An earlier metabonomic study demonstrated an association of pyrimidine metabolism with the development of non-proliferative DR using gas chromatography-mass spectrometry (GC-MS) [28]. These investigators found higher levels of cytidine (P = 0.001) and thymidine (P = 0.001) in plasma samples from T2D patients with early stage of DR compared to those without DR, and cytidine had the highest AUC (0.849 ± 0.048). Pyrimidines are vital biomolecules that participate in a wide range of biological functions, including syntheses of DNA, RNA, lipids, and carbohydrates [29] and pyrimidine derivatives are already being used as antidiabetic medications [30]. In our study, we observed increased levels of cytidine in PDR patients, which was similar to previous findings. Cytidine, a pyrimidine molecule, is considered as the precursor of the cytidine triphosphate (CTP), which influences metabolism of phospha-tidylcholine (PC) and phosphatidylethanolamine (PE) biosynthesis. Besides that, alteration of cytidine could induce the abnormality of the salvage pathway of pyrimidine nucleotide, followed by the dysfunction of phospholipid [28]. Previous studies reported the concentration of phospholipids decreased with the development of diabetic microvascular complications [31]. Therefore, we suppose that cytidine may serve as a potential biomarker for the diagnosis of diabetic retinopathy and evaluation of treatment. In current study, the concentration of uridine also changed significantly in the PDR group. Uridine is produced from cytidine by cytidine deaminase [32]. As a member of pyrimidine, it is also a promoting metabolic biomarker of diabetic retinopathy which is related to pyrimidine metabolism.

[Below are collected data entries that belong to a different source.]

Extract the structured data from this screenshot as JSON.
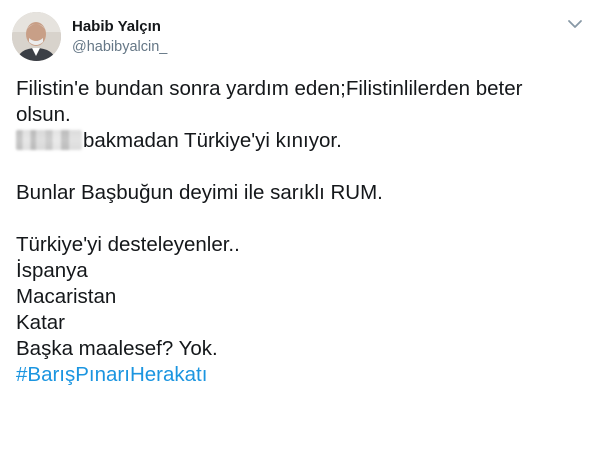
{
  "author": {
    "name": "Habib Yalçın",
    "handle": "@habibyalcin_"
  },
  "icons": {
    "menu": "chevron-down-icon",
    "avatar": "profile-photo"
  },
  "colors": {
    "text": "#14171a",
    "secondary": "#657786",
    "link": "#1b95e0"
  },
  "tweet": {
    "line1": "Filistin'e bundan sonra yardım eden;Filistinlilerden beter",
    "line2": "olsun.",
    "line3_rest": "bakmadan Türkiye'yi kınıyor.",
    "line4": "Bunlar Başbuğun deyimi ile sarıklı RUM.",
    "line5": "Türkiye'yi desteleyenler..",
    "line6": "İspanya",
    "line7": "Macaristan",
    "line8": "Katar",
    "line9": "Başka maalesef? Yok.",
    "hashtag": "#BarışPınarıHerakatı"
  }
}
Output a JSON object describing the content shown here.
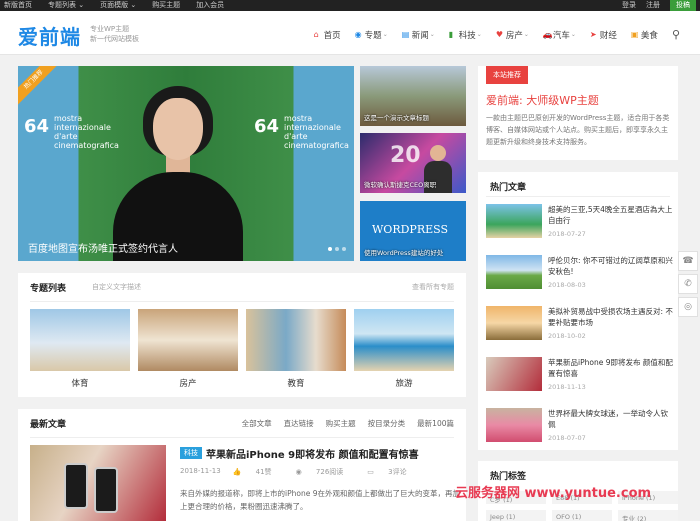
{
  "topbar": {
    "left": [
      "新版首页",
      "专题列表 ⌄",
      "页面模版 ⌄",
      "购买主题",
      "加入会员"
    ],
    "login": "登录",
    "register": "注册",
    "contribute": "投稿"
  },
  "header": {
    "logo": "爱前端",
    "tagline1": "专业WP主题",
    "tagline2": "新一代网站模板",
    "nav": [
      {
        "label": "首页",
        "icon": "home-icon"
      },
      {
        "label": "专题",
        "icon": "globe-icon",
        "dropdown": true
      },
      {
        "label": "新闻",
        "icon": "news-icon",
        "dropdown": true
      },
      {
        "label": "科技",
        "icon": "book-icon",
        "dropdown": true
      },
      {
        "label": "房产",
        "icon": "heart-icon",
        "dropdown": true
      },
      {
        "label": "汽车",
        "icon": "car-icon",
        "dropdown": true
      },
      {
        "label": "财经",
        "icon": "plane-icon"
      },
      {
        "label": "美食",
        "icon": "food-icon"
      }
    ]
  },
  "slider": {
    "caption": "百度地图宣布汤唯正式签约代言人",
    "ribbon": "热门推荐",
    "logo_number": "64",
    "logo_text": [
      "mostra",
      "internazionale",
      "d'arte",
      "cinematografica"
    ]
  },
  "thumbs": [
    {
      "caption": "这是一个演示文章标题"
    },
    {
      "caption": "微软确认斯捷克CEO离职"
    },
    {
      "caption": "使用WordPress建站的好处",
      "logo": "WORDPRESS"
    }
  ],
  "topics": {
    "title": "专题列表",
    "subtitle": "自定义文字描述",
    "more": "查看所有专题",
    "items": [
      "体育",
      "房产",
      "教育",
      "旅游"
    ]
  },
  "latest": {
    "title": "最新文章",
    "tabs": [
      "全部文章",
      "直达链接",
      "购买主题",
      "按目录分类",
      "最新100篇"
    ],
    "post": {
      "tag": "科技",
      "title": "苹果新品iPhone 9即将发布 颜值和配置有惊喜",
      "date": "2018-11-13",
      "likes": "41赞",
      "views": "726阅读",
      "comments": "3评论",
      "excerpt": "来自外媒的报道称，即将上市的iPhone 9在外观和颜值上都做出了巨大的变革，再加上更合理的价格，果粉圈迅速沸腾了。"
    }
  },
  "side": {
    "badge": "本站推荐",
    "title": "爱前端: 大师级WP主题",
    "desc": "一款由主题巴巴原创开发的WordPress主题，适合用于各类博客、自媒体网站或个人站点。购买主题后，即享享永久主题更新升级和终身技术支持服务。"
  },
  "hot": {
    "title": "热门文章",
    "items": [
      {
        "title": "超美的三亚,5天4晚全五星酒店為大上自由行",
        "date": "2018-07-27"
      },
      {
        "title": "呼伦贝尔: 你不可错过的辽阔草原和兴安秋色!",
        "date": "2018-08-03"
      },
      {
        "title": "美拟补贸易战中受损农场主遇反对: 不要补贴要市场",
        "date": "2018-10-02"
      },
      {
        "title": "苹果新品iPhone 9即将发布 颜值和配置有惊喜",
        "date": "2018-11-13"
      },
      {
        "title": "世界杯最大牌女球迷，一举动令人钦佩",
        "date": "2018-07-07"
      }
    ]
  },
  "tags": {
    "title": "热门标签",
    "items": [
      "C罗 (1)",
      "E88 (1)",
      "iPhone (1)",
      "Jeep (1)",
      "OFO (1)",
      "专业 (2)"
    ]
  },
  "watermark": "云服务器网 www.yuntue.com"
}
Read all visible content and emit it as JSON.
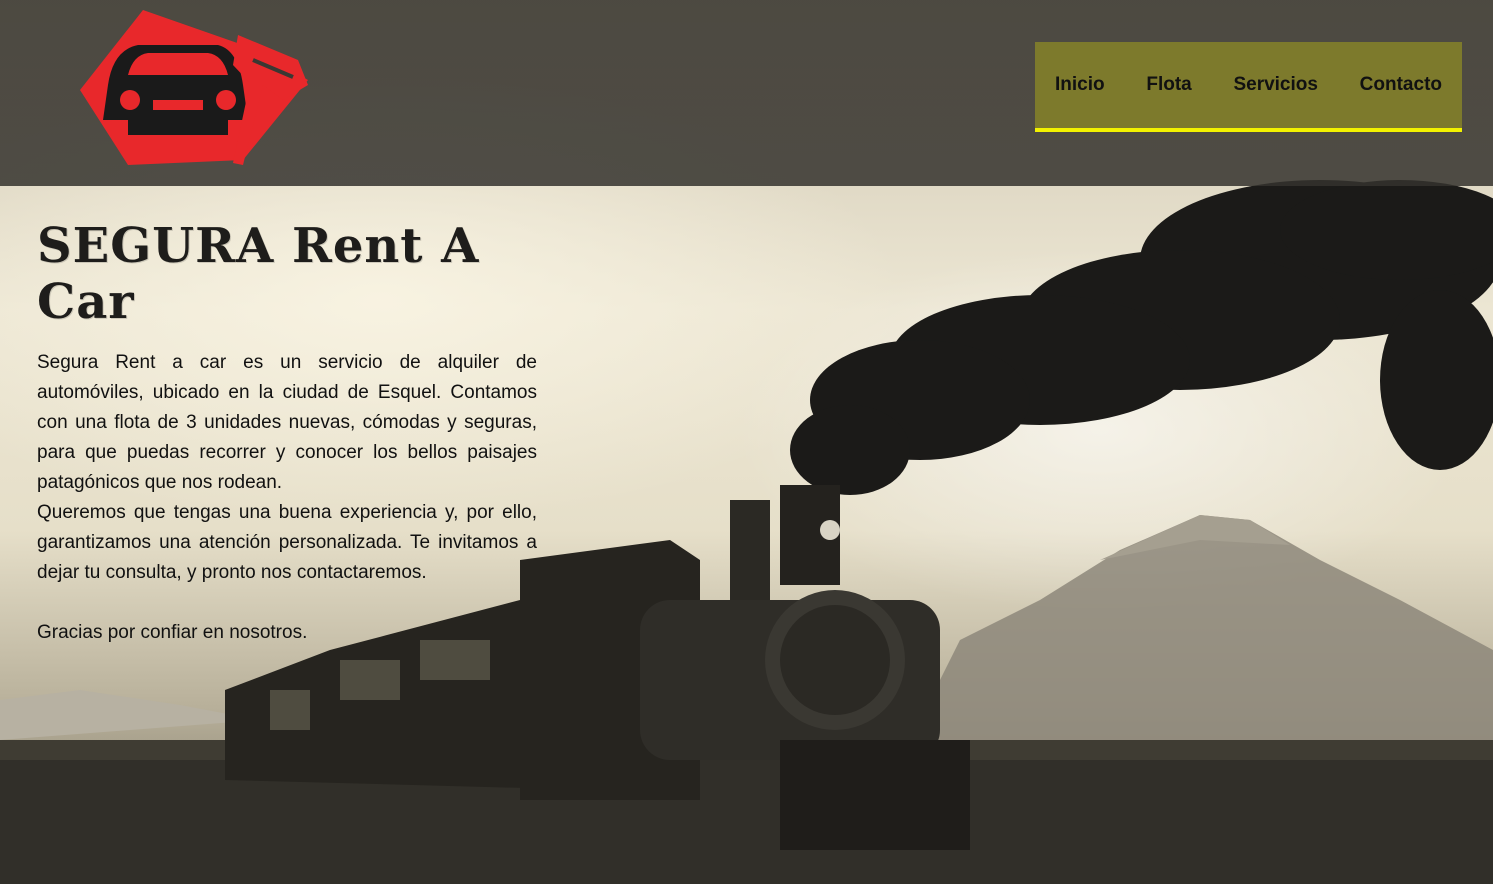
{
  "brand": {
    "logo_icon": "car-key-icon",
    "logo_color": "#e8282b"
  },
  "nav": {
    "items": [
      "Inicio",
      "Flota",
      "Servicios",
      "Contacto"
    ],
    "background": "#7d7a2c",
    "underline_color": "#f2f200"
  },
  "main": {
    "title": "SEGURA Rent A Car",
    "paragraph_1": "Segura Rent a car es un servicio de alquiler de automóviles, ubicado en la ciudad de Esquel. Contamos con una flota de 3 unidades nuevas, cómodas y seguras, para que puedas recorrer y conocer los bellos paisajes patagónicos que nos rodean.",
    "paragraph_2": "Queremos que tengas una buena experiencia y, por ello, garantizamos una atención personalizada. Te invitamos a dejar tu consulta, y pronto nos contactaremos.",
    "paragraph_3": "Gracias por confiar en nosotros."
  },
  "background_image": {
    "icon": "steam-train-photo"
  }
}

There are few metabolomics studies of diabetic retinopathy in the literature. Two previous studies concerning vitreous samples from patients with PDR and control patients without diabetes have suggested a dysregulation in several biochemical pathways, including the arginine to proline pathway [33], polyol pathway, and ascorbic acidic pathways [12]. Another two studies were performed on plasma samples from patients with NPDR to study the metabolic signature of DR. Chen et al. [6] also demonstrated significant enrichment of the pentose phosphate pathway. Paris et al. [33] used LC-MS to generate and validate the metabolomic profile of vitreous samples, and pathway enrichment analysis revealed that arginine metabolism was the pathway perturbed in the DR group. Our study supports a dysregulation of pathways, including arginine and proline metabolism. Elevated levels of arginine and ornithine were observed in patients with PDR, potentially implicating a compromised Mueller glial cell metabolism in the disruption of neurovascular crosstalk within the retina and progression of diabetic retinopathy [34, 35].

Limitations

The relatively small sample size of our study might be insufficient to make conclusive statements regarding metabolic status in DR patients. Larger cohorts of diabetic patients need to be enrolled and metabolomic analyses performed to confirm our findings. The exact mechanism(s) underlying this disease remains elusive and requires further study.

Conclusion

Herein, we generated a metabolomic profile between PDR and NDR groups in plasma of diabetic patients, and we found fumaric acid, cytidine, uridine, and acetic acid to be correlated with DR. Fumaric acid was firstly reported as a novel metabolite marker with no prior reports of association with diabetes or DR. Our study also replicated previous findings showing significant impairment in the metabolism of pyrimidines, arginine, and proline, which was identified as metabolic dysregulations associated with DR. Further research is required to replicate these findings and determine longitudinal associations with disease.